Albie was new to the neighborhood. After being in a foreign country during his father’s last Embassy posting, he was still unaware of the adjustments he would have to make in the very near future. His young father was becoming an entrepreneur and placed more value on others, rather than his own family.
Moving into the neighborhood during the summer, everyone had fun in the new home, playing in the new subdivision with open pits, mounds of dirt, and loads of scrap to create anything the imagination could conjure. Ten years old, Albie, made a few new friends on the street before the start of school. New to the neighborhood, new to the school, new to Canada, Albie was the target that September 7th morning.
The fight was short lived with the instigator laying on his back with a bloody nose. Both were hauled off to the office and disciplined. Full of respect and new friendship, Adam and Albie walked back to class together, and everything was put behind them. Albie had pretty much forgotten the whole ordeal by the time supper had finished. Then Dad came home.
Albie’s father was very upset about the fight at school. His public image the centre of attention. To make his point he dragged Albie out into the backyard to have a fist fight, saying “You want to fight, let’s go. I’ll fight you.”

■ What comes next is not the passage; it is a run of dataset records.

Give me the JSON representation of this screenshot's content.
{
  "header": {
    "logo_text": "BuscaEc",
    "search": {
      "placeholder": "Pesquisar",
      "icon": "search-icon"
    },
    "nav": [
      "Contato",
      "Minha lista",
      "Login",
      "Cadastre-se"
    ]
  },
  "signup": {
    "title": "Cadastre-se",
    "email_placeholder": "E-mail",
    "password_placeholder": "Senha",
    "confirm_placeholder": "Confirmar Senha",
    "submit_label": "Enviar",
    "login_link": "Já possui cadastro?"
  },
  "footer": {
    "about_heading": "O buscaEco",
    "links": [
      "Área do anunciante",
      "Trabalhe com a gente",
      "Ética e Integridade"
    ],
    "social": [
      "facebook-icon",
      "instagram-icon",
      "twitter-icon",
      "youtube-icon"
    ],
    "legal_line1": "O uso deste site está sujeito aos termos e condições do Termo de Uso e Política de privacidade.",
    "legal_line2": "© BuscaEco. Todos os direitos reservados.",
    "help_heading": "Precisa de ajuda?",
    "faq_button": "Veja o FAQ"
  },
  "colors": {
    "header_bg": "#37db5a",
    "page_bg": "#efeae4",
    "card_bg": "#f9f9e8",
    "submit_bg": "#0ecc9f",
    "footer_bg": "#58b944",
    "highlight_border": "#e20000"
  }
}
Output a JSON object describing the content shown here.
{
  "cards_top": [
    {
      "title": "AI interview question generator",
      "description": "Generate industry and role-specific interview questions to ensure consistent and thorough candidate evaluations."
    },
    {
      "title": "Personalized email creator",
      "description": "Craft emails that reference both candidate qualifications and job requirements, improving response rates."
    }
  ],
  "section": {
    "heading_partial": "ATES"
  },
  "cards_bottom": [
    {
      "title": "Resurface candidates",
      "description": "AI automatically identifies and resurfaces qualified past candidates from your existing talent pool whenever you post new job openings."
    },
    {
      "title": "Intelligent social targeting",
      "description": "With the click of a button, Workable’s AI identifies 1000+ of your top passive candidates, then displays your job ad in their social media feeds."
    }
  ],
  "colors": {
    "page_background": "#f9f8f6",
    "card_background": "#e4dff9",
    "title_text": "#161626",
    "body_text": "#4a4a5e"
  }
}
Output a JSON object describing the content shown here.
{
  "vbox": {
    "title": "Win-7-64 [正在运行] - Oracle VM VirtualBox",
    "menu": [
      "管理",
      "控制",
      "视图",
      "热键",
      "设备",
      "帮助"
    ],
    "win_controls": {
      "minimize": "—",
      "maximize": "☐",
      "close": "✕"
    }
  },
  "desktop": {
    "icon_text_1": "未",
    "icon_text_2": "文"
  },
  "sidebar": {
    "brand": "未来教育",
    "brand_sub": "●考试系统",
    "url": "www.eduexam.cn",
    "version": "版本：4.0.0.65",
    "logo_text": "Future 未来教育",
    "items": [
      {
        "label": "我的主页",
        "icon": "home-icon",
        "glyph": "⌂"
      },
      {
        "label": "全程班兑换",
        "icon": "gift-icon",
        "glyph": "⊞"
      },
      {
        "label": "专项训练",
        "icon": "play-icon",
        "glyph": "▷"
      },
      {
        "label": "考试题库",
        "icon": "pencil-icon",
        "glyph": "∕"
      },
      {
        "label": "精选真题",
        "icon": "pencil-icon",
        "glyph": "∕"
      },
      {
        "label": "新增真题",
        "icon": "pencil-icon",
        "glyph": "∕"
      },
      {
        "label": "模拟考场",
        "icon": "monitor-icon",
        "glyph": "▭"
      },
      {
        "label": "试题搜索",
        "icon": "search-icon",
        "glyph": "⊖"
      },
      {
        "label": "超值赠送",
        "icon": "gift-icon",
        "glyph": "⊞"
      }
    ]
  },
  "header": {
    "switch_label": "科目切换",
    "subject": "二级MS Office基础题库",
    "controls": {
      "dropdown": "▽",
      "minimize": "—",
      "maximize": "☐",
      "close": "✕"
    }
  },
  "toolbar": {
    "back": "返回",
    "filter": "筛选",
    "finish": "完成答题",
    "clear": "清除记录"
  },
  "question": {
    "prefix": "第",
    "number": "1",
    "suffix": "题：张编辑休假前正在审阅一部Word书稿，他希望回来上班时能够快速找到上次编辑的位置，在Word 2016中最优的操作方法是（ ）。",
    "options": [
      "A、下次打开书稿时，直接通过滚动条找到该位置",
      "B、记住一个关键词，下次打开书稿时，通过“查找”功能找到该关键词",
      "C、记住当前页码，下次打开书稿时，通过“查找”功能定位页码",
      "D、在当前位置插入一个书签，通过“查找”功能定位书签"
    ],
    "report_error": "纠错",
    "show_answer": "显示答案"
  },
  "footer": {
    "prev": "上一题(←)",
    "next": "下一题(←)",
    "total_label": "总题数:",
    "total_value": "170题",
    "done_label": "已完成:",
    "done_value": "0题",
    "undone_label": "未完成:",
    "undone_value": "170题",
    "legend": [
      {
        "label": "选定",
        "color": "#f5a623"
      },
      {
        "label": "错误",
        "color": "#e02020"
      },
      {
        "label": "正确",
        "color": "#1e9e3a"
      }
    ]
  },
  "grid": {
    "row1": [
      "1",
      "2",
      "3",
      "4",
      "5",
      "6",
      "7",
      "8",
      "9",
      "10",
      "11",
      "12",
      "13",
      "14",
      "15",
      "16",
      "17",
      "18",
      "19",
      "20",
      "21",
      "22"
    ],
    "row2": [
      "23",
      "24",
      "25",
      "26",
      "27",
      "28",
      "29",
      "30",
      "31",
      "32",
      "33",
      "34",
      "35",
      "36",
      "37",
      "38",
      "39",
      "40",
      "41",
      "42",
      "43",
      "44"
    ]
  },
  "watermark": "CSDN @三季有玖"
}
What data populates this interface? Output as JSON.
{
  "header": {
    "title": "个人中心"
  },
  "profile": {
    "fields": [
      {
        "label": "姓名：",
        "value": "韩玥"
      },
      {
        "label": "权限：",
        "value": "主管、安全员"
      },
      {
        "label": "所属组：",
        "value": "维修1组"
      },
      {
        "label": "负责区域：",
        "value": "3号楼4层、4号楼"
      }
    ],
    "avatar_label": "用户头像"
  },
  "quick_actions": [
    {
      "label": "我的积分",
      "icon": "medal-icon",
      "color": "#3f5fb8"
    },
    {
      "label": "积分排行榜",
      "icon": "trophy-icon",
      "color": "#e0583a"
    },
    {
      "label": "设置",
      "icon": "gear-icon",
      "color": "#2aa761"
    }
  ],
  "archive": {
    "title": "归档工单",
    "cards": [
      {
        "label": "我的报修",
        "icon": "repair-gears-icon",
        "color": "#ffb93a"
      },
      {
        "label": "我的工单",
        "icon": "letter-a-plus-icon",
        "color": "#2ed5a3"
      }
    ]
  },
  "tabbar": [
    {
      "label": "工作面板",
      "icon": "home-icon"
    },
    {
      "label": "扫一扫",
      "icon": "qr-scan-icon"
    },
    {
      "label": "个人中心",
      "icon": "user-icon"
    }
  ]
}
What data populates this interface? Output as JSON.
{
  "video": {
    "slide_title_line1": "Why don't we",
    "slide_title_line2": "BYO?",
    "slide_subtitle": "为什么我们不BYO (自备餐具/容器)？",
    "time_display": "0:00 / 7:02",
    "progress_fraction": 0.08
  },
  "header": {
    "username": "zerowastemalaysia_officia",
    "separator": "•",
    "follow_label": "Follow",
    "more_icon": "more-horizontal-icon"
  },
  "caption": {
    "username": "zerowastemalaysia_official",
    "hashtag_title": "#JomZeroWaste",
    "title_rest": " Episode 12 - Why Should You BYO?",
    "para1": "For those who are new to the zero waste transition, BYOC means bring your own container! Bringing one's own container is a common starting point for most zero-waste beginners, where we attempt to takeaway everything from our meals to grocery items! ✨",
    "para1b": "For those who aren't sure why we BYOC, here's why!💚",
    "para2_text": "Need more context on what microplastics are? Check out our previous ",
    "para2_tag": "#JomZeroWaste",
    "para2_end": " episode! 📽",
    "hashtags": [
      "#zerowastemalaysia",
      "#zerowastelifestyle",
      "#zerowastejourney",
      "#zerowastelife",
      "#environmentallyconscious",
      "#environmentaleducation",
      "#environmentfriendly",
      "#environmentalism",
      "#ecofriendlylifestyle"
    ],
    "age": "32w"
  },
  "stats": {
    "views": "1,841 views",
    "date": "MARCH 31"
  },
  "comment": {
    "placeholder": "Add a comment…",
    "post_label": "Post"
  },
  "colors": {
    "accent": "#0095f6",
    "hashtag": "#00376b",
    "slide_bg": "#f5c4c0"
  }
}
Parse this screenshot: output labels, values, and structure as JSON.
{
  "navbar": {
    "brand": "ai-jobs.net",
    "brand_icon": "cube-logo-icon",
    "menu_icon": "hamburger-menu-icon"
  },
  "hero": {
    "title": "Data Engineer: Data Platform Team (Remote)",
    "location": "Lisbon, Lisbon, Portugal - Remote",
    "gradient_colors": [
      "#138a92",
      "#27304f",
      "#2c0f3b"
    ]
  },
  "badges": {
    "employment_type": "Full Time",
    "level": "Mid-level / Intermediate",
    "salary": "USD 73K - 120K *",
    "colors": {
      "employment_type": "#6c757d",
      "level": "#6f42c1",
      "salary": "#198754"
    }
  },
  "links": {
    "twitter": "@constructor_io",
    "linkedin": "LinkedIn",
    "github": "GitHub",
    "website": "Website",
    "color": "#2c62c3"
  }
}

Albie was terrified, lost, and confused. He didn’t understand what was happening, why it was happening, and how it could happen? His father was supposed to hear his side of the story, to understand and support him. He knew it intuitively, though he couldn’t verbalize it. He was frightened by what might happen next. And it did.
His father’s fist landed squarely on his jaw, sending Albie sprawling backward to the ground. He was ten years old.
“Get up! Come on, you want to fight, let’s go! Get up!” his father continued to yell.
Naturally, Ablie defaulted to stay on the ground and agree to whatever he needed to keep from being beaten again. He wasn’t expecting this. He wasn’t ready for this. His only advocate and ally had betrayed him. And in return, expected Ablie to run from all future conflict. Failure to do so would result another beating like this.
Father’s Intended Lesson
Avoid conflict at all costs. Our public image is critical to our success.
The Lesson Albie Internalized
Who can you trust? No one. People are not safe.
The Adult Issues
With this internalized and, likely unconscious, lesson of life having been experienced, this leads to an adult with trust issues, and more than likely some relationship difficulties. More common are lacking communication skills during difficult conversations, states of high emotion or stress.